The picture was bequeathed by the sitter’s niece Marion Isabella Campbell (1854–1931), whose will stated that it was ‘a gift to the Nation’ and if not accepted by the National Portrait Gallery it should be offered to the National Gallery of British Art at Millbank (as the Tate was then known). When it arrived at the NPG in November 1931 the director, H.M. Hake, knew only that Campbell was ‘a Lucknow Mutiny hero’ and, after a clearer identification, proposed that it be offered to the India Office. As he wrote to the Millbank director: 'The man is not really famous enough for us but the India Office would quite like to have his portrait. I hardly think you will covet him as a work of art but perhaps you should have a look at him before I try to arrange for his interment in Whitehall.' [9]

Meanwhile Flora Reid wrote to urge acceptance, stating that despite Campbell’s retiring disposition he was 'none the less worthy to be placed among our national heroes. It was for this purpose my brother John R. Reid, a great friend of Dr Campbell’s, painted his portrait which was exhibited on the line in the Royal Academy'. She hoped the Trustees would see fit to include the portrait 'among the worthy men who have upheld so nobly the traditions of our country'. [10]

Following Hake’s advice the Trustees agreed that Campbell’s fame was not of national importance and by January 1932 the portrait was transferred to the India Office, where it would appear the information plaque was attached. Thence it passed to the Commonwealth Relations Office and in 1960, when the future of the India Office collections was being debated, it returned to the NPG.
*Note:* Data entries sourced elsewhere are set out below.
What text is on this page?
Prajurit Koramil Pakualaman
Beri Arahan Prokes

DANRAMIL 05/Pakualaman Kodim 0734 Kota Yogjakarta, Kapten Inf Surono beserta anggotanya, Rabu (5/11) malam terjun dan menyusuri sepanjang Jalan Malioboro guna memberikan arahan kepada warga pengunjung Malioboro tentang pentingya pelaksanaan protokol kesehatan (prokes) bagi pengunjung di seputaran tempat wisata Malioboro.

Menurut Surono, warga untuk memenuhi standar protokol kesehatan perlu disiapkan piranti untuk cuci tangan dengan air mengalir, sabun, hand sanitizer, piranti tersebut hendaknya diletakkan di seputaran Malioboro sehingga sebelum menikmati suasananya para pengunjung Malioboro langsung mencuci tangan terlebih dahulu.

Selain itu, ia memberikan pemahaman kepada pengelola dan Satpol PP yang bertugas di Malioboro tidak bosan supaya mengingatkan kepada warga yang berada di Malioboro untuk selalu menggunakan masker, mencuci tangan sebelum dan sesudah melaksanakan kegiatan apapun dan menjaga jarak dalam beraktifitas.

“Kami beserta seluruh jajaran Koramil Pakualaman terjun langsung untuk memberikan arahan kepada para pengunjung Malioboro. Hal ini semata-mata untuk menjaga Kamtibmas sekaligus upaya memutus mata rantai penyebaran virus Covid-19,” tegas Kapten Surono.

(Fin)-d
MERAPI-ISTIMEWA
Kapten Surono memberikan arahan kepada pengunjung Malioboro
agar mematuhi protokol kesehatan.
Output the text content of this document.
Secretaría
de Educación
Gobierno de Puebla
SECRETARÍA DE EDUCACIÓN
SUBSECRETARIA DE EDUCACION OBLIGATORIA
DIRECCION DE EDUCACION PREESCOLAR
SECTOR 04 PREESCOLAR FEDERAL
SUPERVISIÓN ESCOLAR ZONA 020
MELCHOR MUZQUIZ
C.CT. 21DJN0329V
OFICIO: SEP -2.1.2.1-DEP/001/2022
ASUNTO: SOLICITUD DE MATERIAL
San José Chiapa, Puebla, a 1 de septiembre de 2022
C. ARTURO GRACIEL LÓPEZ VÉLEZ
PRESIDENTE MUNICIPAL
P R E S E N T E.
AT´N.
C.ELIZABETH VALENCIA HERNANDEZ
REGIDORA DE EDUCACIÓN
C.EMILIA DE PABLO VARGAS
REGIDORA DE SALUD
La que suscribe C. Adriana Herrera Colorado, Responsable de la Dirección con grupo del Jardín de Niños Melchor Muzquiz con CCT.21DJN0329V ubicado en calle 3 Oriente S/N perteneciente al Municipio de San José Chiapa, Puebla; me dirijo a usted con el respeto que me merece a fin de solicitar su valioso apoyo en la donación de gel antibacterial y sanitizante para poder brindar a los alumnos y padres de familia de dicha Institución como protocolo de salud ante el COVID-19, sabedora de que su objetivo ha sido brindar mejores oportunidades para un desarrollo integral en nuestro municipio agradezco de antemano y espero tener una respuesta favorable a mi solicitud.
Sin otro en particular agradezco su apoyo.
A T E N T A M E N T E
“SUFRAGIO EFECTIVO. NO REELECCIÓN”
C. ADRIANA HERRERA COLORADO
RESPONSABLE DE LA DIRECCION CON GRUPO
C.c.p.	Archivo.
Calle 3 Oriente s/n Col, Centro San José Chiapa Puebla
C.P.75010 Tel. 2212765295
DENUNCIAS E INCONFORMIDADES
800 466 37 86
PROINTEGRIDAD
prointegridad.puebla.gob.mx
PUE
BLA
It is thought to be the only known portrait of surgeon Campbell.

Dr Jan Marsh

Footnotesback to top

1) Letter from Flora M. Reid to Sir Evan Charteris, 9 Dec. 1931, NPG RP 2523.
2) Gubbins 1858, p.388
3) Letter from Flora M. Reid to Sir Evan Charteris, 9 Dec. 1931, NPG RP 2523. The source of Flora Reid’s account is not known; during the 1880s she was based in Cornwall, where Campbell lived.
4) London Gazette, 16 Jan. 1858, pp.231, 266; and 16 Nov. 1858, p.4855.
5) Through his mother, Sir Colin was possibly a distant relative of the sitter, but the Campbell clan is very large.
6) Helen White, conservation report, 24 Aug. 1994, NPG.
7) A claim to fame is that Reid tutored the young Sir Winston Churchill in plein air painting.
8) The former exhibited at the RSA and RA between 1880 and 1918 (as Miss Lizzie E. Reid), the latter between 1877 and 1932.
9) Letter from H.M. Hake to J.B. Manson, 20 Nov. 1931, NPG RP 2523. Marion Isabella Campbell was the daughter of one of the sitter’s brothers, Thomas Campbell (1805–91), who lived in Looe (information from Cornwall Record Office, 2014).
10) Letter from Flora Reid to Evan Charteris, 9 Dec. 1931, NPG RP 2523.

Physical descriptionback to top

Half-length to right, white hair and whiskers, blue eyes, ruddy complexion; wearing wing collar, black jacket and tie with pin; left hand touching watch-chain and above or resting on book lying on table, spine out; watch-chain visible.

Conservationback to top

Conserved, 1994.

Provenanceback to top

The sitter; his niece, by whom bequeathed 1931.

Exhibitionsback to top

Royal Academy, London, 1894 (81) as ‘Surgeon-Major Campbell, C.B.’.